10月18日を期限としていたストライキを目前で回避し、UNI加盟組織であり北米エンターテインメント業界の技術者や職人を代表する国際舞台演劇映画組合(IATSE)は、映画テレビ製作者連盟(AMPTP)との間で暫定合意に達した。

この3年間の協定によって、IATSEが代表する全米6万人の映画・テレビ産業の労働者の労働基準が引き上げられるだろう。

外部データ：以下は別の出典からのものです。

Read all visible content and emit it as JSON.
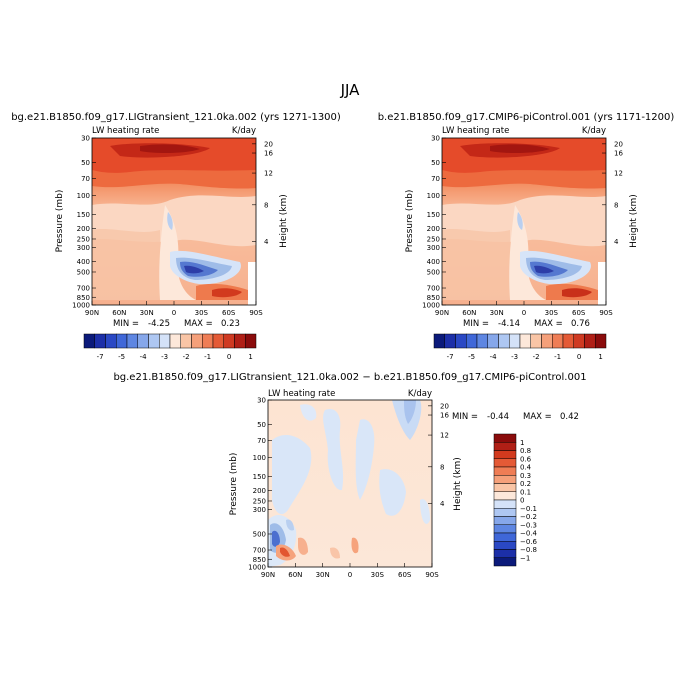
{
  "figure": {
    "season_title": "JJA"
  },
  "colors": {
    "background": "#ffffff",
    "negative_deep": "#1a1e9a",
    "positive_deep": "#8a0b0b",
    "neutral": "#fbe6d8"
  },
  "chart_data": [
    {
      "type": "heatmap",
      "id": "panel-a",
      "title": "bg.e21.B1850.f09_g17.LIGtransient_121.0ka.002 (yrs 1271-1300)",
      "variable_label": "LW heating rate",
      "units": "K/day",
      "ylabel": "Pressure (mb)",
      "ylabel_right": "Height (km)",
      "x_ticks": [
        "90N",
        "60N",
        "30N",
        "0",
        "30S",
        "60S",
        "90S"
      ],
      "y_ticks": [
        1000,
        850,
        700,
        500,
        400,
        300,
        250,
        200,
        150,
        100,
        70,
        50,
        30
      ],
      "height_ticks": [
        4,
        8,
        12,
        16,
        20
      ],
      "ylim": [
        1000,
        30
      ],
      "ylog": true,
      "min_label": "MIN =",
      "min_value": "-4.25",
      "max_label": "MAX =",
      "max_value": "0.23",
      "colorbar_levels": [
        "-7",
        "-5",
        "-4",
        "-3",
        "-2",
        "-1",
        "0",
        "1"
      ]
    },
    {
      "type": "heatmap",
      "id": "panel-b",
      "title": "b.e21.B1850.f09_g17.CMIP6-piControl.001 (yrs 1171-1200)",
      "variable_label": "LW heating rate",
      "units": "K/day",
      "ylabel": "Pressure (mb)",
      "ylabel_right": "Height (km)",
      "x_ticks": [
        "90N",
        "60N",
        "30N",
        "0",
        "30S",
        "60S",
        "90S"
      ],
      "y_ticks": [
        1000,
        850,
        700,
        500,
        400,
        300,
        250,
        200,
        150,
        100,
        70,
        50,
        30
      ],
      "height_ticks": [
        4,
        8,
        12,
        16,
        20
      ],
      "ylim": [
        1000,
        30
      ],
      "ylog": true,
      "min_label": "MIN =",
      "min_value": "-4.14",
      "max_label": "MAX =",
      "max_value": "0.76",
      "colorbar_levels": [
        "-7",
        "-5",
        "-4",
        "-3",
        "-2",
        "-1",
        "0",
        "1"
      ]
    },
    {
      "type": "heatmap",
      "id": "panel-diff",
      "title": "bg.e21.B1850.f09_g17.LIGtransient_121.0ka.002 − b.e21.B1850.f09_g17.CMIP6-piControl.001",
      "variable_label": "LW heating rate",
      "units": "K/day",
      "ylabel": "Pressure (mb)",
      "ylabel_right": "Height (km)",
      "x_ticks": [
        "90N",
        "60N",
        "30N",
        "0",
        "30S",
        "60S",
        "90S"
      ],
      "y_ticks": [
        1000,
        850,
        700,
        500,
        300,
        250,
        200,
        150,
        100,
        70,
        50,
        30
      ],
      "height_ticks": [
        4,
        8,
        12,
        16,
        20
      ],
      "ylim": [
        1000,
        30
      ],
      "ylog": true,
      "min_label": "MIN =",
      "min_value": "-0.44",
      "max_label": "MAX =",
      "max_value": "0.42",
      "colorbar_levels": [
        "1",
        "0.8",
        "0.6",
        "0.4",
        "0.3",
        "0.2",
        "0.1",
        "0",
        "−0.1",
        "−0.2",
        "−0.3",
        "−0.4",
        "−0.6",
        "−0.8",
        "−1"
      ]
    }
  ]
}
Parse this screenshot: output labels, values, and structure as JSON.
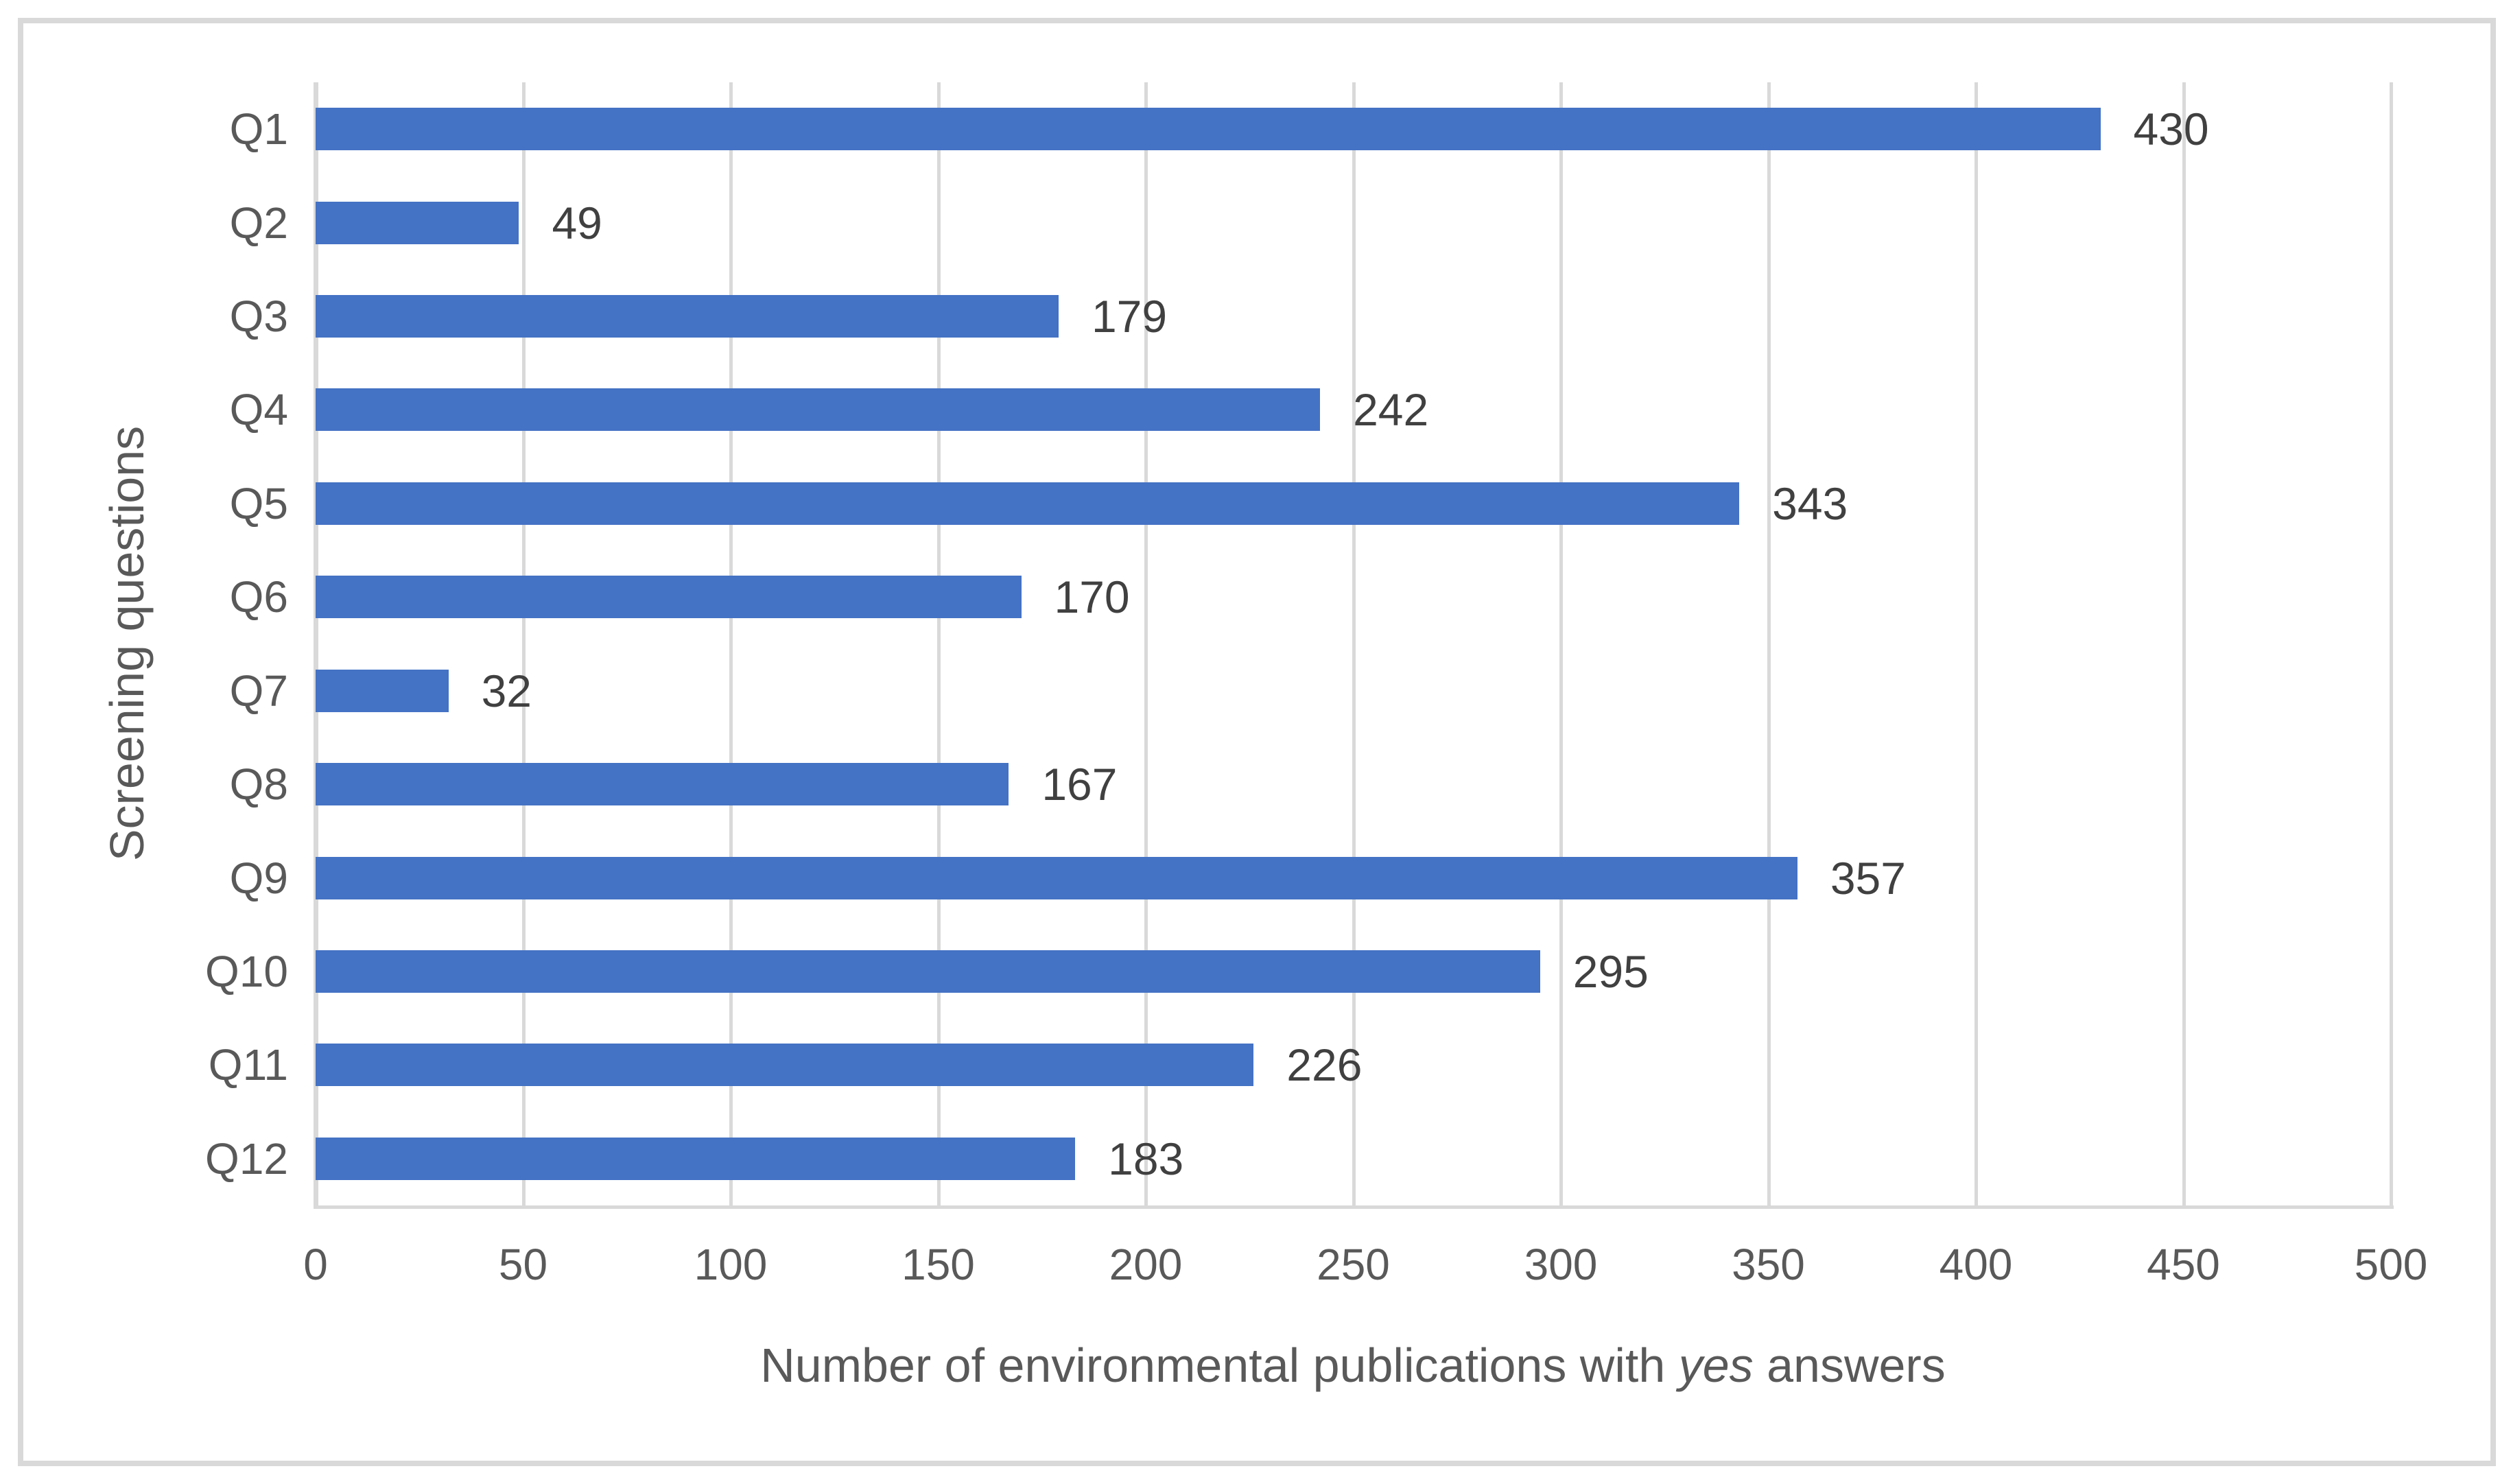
{
  "chart_data": {
    "type": "bar",
    "orientation": "horizontal",
    "title": "",
    "categories": [
      "Q1",
      "Q2",
      "Q3",
      "Q4",
      "Q5",
      "Q6",
      "Q7",
      "Q8",
      "Q9",
      "Q10",
      "Q11",
      "Q12"
    ],
    "values": [
      430,
      49,
      179,
      242,
      343,
      170,
      32,
      167,
      357,
      295,
      226,
      183
    ],
    "data_labels": [
      "430",
      "49",
      "179",
      "242",
      "343",
      "170",
      "32",
      "167",
      "357",
      "295",
      "226",
      "183"
    ],
    "xlabel": "Number of environmental publications with yes answers",
    "xlabel_parts": {
      "prefix": "Number of environmental publications with ",
      "italic": "yes",
      "suffix": " answers"
    },
    "ylabel": "Screening questions",
    "xlim": [
      0,
      500
    ],
    "xticks": [
      0,
      50,
      100,
      150,
      200,
      250,
      300,
      350,
      400,
      450,
      500
    ],
    "grid": "vertical-gridlines-on",
    "legend": "none",
    "colors": {
      "bar": "#4472C4",
      "gridline": "#D9D9D9",
      "axis_line": "#D9D9D9",
      "chart_border": "#D9D9D9",
      "tick_label": "#595959",
      "axis_title": "#595959",
      "data_label": "#404040",
      "background": "#FFFFFF"
    }
  }
}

マシュー・ローブIATSE委員長(UNI世界メディア部会議長)は、「我々は、世界で最も裕福で強力なエンターテインメント企業やテック企業と肩を並べてきたが、このたびAMPTPとの間で、組合員のニーズを満たす合意に達した」と述べ、「ハリウッド映画のエンディングのようだ」と喜んだ。

提案された内容は、労働者がほぼ満場一致でストライキを承認した重要な問題に対応するものであり、交渉で勝ち取った利益は以下の通り。

  • 最低賃金で働く労働者に生活賃金を獲得
  • ストリーミング業務に従事する労働者の賃金・労働条件の改善
  • 年3%賃上げの遡及
  • 食事時間についての罰則強化
  • 1日10時間の休息時間(除外規定なし)
  • 週末の休息時間54時間
  • 多様性、公平性、包摂性に関する取組みの導入 

クリスティ・ホフマンUNI書記長は、「今回の合意で基準が引き上げられた。ここ数週間、普段は舞台裏にいるクルーの問題にスポットライトが当てられた。IATSEは、こうした労働者が社会から注目されたことと労働者の集団の力を利用して、真の変革を勝ち取った」と祝福しつつ、「だが、厳しい長時間労働の問題は米国に限られたものではない。ドイツ、オーストラリア、英国や他の国々でも、UNIと加盟組織は、過酷な長時間労働の文化を打ち破るため、組織化を進めている」と語った。

UNI世界メディア部会は、20か国28加盟組織を対象に労働時間に関する調査を実施した。調査した全ての国で、クルーは50時間以上働いており、週60時間労働も一般的であることが分かった。

英国のBECTUは、テレビドラマの撮影現場での労働条件について、10月下旬に交渉を行う予定だ。

暫定協定は、数週間後にIATSE組合員によって票決される。